What are the symptoms?
Vomiting and a poor appetite are generally the initial signs of a foreign body in the small intestine. The dog will usually have a tense abdomen with few or no bowel movements. Commonly, the temperature is elevated, especially if the intestine has been punctured.
What are the risks?
Linear string foreign body; the intestine 'accordions' up on the string.

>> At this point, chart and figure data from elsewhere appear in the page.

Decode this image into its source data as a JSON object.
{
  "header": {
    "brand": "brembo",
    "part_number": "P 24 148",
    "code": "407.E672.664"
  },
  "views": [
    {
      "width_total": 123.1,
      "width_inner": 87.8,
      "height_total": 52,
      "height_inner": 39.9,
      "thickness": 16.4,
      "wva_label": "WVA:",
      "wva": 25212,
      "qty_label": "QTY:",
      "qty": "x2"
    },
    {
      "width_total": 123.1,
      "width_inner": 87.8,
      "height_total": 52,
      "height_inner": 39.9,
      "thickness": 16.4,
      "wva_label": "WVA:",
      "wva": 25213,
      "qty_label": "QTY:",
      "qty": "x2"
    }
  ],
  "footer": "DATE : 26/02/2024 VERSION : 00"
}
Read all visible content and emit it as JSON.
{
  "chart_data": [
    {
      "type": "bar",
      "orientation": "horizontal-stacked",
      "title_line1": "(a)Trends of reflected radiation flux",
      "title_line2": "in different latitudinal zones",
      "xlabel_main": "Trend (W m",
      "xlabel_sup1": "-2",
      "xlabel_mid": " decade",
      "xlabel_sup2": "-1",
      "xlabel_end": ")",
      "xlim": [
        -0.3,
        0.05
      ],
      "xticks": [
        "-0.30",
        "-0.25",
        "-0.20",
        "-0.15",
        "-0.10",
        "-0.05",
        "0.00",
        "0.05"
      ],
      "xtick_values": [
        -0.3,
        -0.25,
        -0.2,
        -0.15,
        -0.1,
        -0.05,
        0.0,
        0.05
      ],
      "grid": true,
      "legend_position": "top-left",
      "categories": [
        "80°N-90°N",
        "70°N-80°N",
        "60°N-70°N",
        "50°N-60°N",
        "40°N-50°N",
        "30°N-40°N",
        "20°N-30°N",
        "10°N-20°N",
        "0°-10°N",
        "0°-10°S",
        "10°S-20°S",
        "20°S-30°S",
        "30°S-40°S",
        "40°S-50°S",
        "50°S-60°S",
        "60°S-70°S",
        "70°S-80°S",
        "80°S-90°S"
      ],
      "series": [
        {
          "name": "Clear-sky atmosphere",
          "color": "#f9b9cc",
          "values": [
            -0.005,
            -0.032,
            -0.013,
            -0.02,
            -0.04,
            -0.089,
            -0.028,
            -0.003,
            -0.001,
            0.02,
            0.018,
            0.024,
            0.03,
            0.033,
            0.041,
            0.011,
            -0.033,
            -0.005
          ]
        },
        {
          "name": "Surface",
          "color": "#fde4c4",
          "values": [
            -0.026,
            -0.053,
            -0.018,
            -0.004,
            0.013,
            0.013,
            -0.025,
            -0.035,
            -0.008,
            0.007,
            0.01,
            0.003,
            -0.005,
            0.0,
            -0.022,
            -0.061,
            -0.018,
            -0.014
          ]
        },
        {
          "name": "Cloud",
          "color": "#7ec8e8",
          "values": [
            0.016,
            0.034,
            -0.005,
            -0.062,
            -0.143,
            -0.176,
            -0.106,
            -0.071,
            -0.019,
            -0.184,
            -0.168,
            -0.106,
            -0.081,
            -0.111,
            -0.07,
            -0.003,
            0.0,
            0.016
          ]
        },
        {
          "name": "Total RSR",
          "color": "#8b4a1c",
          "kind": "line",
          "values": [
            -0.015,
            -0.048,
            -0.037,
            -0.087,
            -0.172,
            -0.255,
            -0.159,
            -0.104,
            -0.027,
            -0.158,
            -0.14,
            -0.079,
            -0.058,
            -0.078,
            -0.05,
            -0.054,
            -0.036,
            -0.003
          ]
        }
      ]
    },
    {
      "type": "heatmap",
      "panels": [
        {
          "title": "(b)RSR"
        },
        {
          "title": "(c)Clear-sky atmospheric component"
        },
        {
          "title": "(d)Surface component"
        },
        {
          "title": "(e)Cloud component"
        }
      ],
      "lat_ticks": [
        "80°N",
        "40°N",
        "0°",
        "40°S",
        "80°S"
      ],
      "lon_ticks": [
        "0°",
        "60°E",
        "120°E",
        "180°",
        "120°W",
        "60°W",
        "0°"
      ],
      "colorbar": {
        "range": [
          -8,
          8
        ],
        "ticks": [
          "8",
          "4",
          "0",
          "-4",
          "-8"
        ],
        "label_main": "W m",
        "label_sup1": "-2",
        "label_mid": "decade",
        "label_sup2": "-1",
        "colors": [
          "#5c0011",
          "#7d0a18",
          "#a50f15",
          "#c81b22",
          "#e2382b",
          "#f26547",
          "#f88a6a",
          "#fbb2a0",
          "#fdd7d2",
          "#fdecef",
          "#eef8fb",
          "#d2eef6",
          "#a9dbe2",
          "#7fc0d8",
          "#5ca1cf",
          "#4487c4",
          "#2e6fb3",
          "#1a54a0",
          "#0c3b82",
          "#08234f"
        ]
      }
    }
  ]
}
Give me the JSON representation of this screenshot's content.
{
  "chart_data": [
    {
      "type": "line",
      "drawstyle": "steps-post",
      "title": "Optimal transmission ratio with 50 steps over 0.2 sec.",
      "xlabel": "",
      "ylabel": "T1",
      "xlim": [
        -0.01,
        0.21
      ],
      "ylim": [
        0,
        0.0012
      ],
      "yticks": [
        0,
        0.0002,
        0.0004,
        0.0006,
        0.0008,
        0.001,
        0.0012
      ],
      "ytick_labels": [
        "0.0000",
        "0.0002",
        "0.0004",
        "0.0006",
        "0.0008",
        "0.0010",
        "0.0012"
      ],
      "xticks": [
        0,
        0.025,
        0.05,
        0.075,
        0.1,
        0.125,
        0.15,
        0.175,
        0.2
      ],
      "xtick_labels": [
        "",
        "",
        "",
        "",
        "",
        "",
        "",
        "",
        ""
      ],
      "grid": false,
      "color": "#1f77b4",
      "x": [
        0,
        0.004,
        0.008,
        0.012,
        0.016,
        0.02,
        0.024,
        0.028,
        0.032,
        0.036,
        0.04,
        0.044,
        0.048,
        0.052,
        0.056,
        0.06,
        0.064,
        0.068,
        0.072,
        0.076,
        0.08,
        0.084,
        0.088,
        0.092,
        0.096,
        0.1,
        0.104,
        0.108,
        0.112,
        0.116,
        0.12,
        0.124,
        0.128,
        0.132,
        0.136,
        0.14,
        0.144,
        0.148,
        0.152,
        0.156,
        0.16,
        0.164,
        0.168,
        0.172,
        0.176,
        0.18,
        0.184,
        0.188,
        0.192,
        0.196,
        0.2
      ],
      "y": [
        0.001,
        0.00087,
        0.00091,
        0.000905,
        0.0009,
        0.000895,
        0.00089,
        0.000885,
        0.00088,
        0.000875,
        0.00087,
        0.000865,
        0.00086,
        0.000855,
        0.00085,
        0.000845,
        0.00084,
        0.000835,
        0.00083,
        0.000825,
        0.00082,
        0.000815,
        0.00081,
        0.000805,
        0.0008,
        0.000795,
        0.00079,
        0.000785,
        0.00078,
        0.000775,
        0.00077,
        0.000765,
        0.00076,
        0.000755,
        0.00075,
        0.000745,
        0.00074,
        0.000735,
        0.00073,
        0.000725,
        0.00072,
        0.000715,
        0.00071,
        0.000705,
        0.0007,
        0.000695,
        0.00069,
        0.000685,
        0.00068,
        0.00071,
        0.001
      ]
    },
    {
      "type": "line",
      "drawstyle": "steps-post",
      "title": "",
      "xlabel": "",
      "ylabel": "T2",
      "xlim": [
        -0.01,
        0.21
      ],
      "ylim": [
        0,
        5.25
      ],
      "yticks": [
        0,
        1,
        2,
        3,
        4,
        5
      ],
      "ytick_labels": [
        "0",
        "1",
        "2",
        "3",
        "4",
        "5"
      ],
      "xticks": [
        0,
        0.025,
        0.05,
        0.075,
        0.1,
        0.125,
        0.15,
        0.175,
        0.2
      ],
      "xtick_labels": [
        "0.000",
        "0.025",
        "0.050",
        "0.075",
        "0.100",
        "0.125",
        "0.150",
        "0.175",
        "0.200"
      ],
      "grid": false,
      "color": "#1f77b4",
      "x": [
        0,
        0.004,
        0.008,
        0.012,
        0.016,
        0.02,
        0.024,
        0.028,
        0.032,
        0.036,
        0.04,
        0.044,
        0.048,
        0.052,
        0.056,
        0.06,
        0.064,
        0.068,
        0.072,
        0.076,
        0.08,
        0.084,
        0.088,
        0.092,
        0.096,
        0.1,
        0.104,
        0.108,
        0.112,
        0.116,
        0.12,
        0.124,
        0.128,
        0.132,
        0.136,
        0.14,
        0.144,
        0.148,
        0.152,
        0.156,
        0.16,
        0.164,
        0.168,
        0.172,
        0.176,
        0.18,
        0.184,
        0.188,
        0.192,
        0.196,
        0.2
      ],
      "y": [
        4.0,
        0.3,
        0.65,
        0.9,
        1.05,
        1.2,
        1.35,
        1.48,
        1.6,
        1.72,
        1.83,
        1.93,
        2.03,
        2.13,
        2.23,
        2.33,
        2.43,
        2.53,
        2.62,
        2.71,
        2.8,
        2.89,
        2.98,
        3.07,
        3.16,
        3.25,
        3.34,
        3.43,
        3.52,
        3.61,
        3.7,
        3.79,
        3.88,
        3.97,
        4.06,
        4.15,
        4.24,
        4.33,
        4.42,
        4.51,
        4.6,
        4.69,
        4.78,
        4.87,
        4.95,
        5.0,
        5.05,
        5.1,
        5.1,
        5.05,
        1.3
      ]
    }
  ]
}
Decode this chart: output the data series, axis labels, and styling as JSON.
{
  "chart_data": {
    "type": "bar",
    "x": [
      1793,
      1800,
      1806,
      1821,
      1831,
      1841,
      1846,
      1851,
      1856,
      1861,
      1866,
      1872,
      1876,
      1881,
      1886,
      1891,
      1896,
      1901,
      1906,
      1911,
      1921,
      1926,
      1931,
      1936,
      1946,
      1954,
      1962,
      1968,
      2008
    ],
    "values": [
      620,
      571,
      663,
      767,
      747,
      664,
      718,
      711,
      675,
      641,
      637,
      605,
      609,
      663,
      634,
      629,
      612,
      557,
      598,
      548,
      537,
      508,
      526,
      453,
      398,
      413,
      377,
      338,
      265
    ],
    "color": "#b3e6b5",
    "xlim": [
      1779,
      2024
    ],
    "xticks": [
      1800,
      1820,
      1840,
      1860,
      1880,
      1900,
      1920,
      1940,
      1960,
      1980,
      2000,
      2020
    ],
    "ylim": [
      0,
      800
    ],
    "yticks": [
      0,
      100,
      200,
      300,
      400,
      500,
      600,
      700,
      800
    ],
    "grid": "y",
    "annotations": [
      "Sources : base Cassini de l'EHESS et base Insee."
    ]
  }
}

Strings (yarn, fishing line, etc.) present the greatest danger. Because of their length, they involve a longer section of the bowel. Movement of the small intestine causes 'bunching up' on the string much like an accordion. With continued waves of movement across this area, the string becomes tighter and cuts through the wall of the intestine, often in several places. This results in peritonitis (inflammation of the thin lining of the abdominal cavity) when the intestinal contents leak into the abdomen. These 'linear string foreign bodies' can also cause an intussusception. Most larger intestinal foreign bodies simply get stuck in the intestine, where they cause a blockage that prevents food from moving through the tract. All suspected incidences of an intestinal foreign body are emergencies and should be monitored closely.
What is the management?
Radiographs, occasionally with barium, are used to confirm the diagnosis of intestinal foreign bodies. Surgery is generally required to remove the object or material. Often, the damaged section of the intestine must be removed and the unaffected ends reattached. In some cases, lubricating agents such as petroleum jelly can be used to help the foreign body slide on into the colon, which is larger than the small intestine. From there, objects can pass on. Most dogs fully recover once surgical correction is accomplished, if the foreign body has not penetrated through the intestine. If penetration has occurred, the prognosis is much more guarded.